MR. GAUDET: Madam Chairman, I would suggest that we try to bring in the Disabled Persons Commission, if possible. As a backup, if that's not possible, then we'd fall on the Provincial Autism Centre.

MR. GLAVINE: Is this for November?

MADAM CHAIRMAN: December 2nd, we've decided not to meet in the month of November and we'll wait and see if the session is finished by the next - okay, is there agreement? We'll try to schedule the Disabled Persons Commission and, if not, we'll go with the Provincial Autism Centre.

So if you could just take a look at your letter from Maureen MacDonald, Chair of the Public Accounts Committee, I think as a matter of courtesy, because I guess this would normally come under the mandate of our standing committee.

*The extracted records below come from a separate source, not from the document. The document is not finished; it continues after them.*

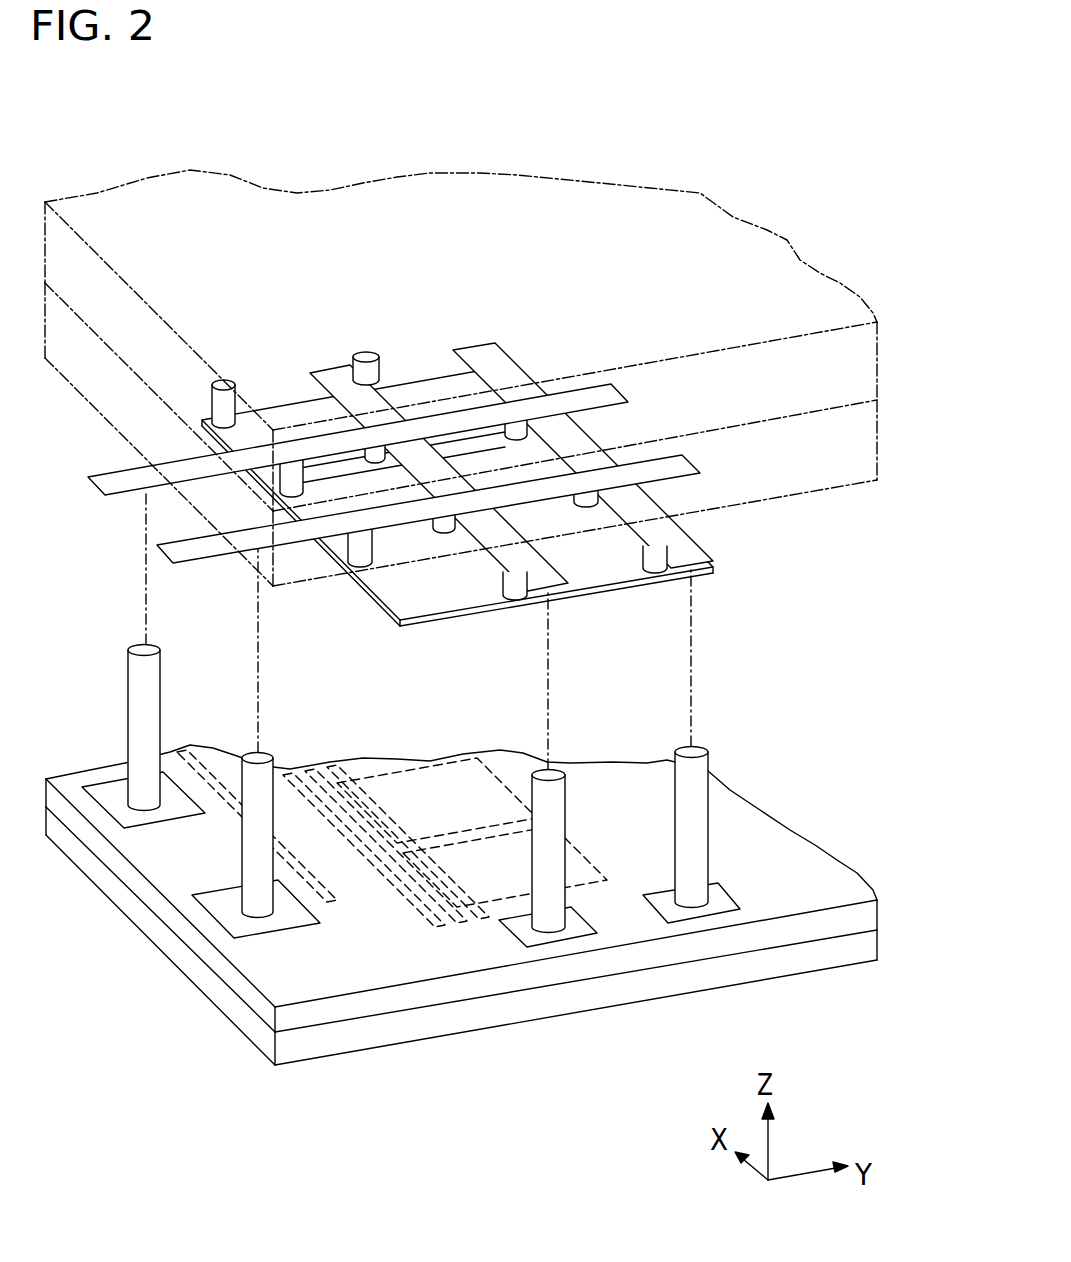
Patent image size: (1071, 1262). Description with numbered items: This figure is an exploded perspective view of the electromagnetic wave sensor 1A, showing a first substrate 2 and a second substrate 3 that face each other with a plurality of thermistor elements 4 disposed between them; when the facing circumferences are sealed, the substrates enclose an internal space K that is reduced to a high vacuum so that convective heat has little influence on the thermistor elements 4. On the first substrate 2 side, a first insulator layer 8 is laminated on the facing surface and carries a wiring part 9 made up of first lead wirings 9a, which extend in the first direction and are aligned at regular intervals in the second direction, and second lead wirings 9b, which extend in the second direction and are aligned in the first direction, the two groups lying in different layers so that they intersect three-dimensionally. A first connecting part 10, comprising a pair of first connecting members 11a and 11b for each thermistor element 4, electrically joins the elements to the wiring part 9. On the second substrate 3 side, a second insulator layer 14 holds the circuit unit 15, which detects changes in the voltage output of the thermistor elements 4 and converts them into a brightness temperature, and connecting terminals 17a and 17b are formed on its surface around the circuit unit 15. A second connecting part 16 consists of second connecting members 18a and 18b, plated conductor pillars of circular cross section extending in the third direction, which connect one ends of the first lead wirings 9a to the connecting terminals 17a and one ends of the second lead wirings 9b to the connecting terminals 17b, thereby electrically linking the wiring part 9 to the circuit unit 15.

The electromagnetic wave sensor 1A is at (172, 122).
The first substrate 2 is at (491, 378).
The first insulator layer 8 is at (858, 441).
The wiring part 9 is at (420, 532).
The first lead wirings 9a is at (562, 594).
The second lead wirings 9b is at (88, 482).
The first connecting part 10 is at (439, 537).
The first connecting member 11a is at (522, 596).
The first connecting member 11b is at (356, 566).
The thermistor element 4 is at (445, 598).
The second substrate 3 is at (496, 905).
The second insulator layer 14 is at (878, 908).
The circuit unit 15 is at (459, 925).
The second connecting part 16 is at (407, 741).
The connecting terminals 17a is at (538, 938).
The connecting terminals 17b is at (115, 806).
The second connecting members 18a is at (550, 815).
The second connecting members 18b is at (136, 698).
The internal space K is at (772, 706).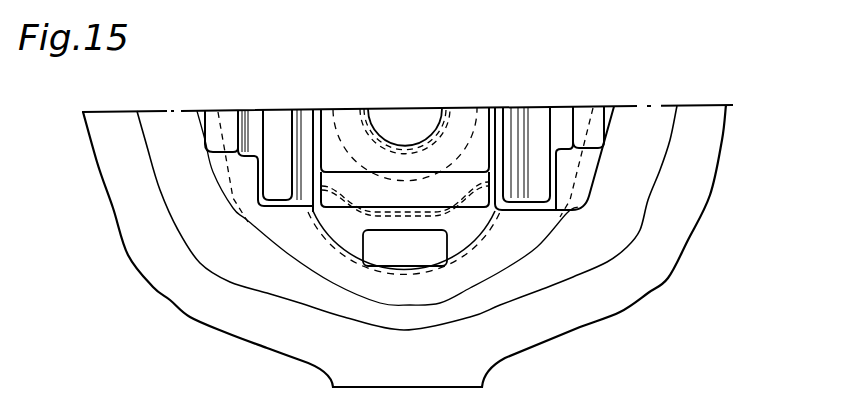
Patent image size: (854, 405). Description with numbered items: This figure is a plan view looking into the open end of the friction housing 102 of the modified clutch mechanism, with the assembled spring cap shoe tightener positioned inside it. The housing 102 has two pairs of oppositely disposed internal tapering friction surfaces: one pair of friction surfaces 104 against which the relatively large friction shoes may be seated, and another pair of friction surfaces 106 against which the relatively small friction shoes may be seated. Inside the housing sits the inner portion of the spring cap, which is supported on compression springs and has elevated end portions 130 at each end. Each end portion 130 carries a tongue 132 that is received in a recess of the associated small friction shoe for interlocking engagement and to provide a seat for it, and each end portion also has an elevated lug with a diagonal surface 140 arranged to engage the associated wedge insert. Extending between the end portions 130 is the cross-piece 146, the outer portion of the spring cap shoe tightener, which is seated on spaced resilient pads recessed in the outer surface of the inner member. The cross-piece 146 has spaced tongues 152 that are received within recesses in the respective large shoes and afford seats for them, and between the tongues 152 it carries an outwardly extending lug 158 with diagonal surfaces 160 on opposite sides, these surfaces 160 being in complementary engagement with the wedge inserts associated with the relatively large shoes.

The housing 102 is at (689, 238).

She's letting us know that organization and topic would be coming before the Public Accounts Committee. It's just an information item but this is your opportunity, if you have any comment.

Okay, hearing none, our next meeting then is tentatively Tuesday - oh, just a second now, I may have misread the letter. They're forwarding it to us, yes, sorry. (Interruptions) So we'll put it down as our fourth topic.

So any questions or comments? The meeting is adjourned.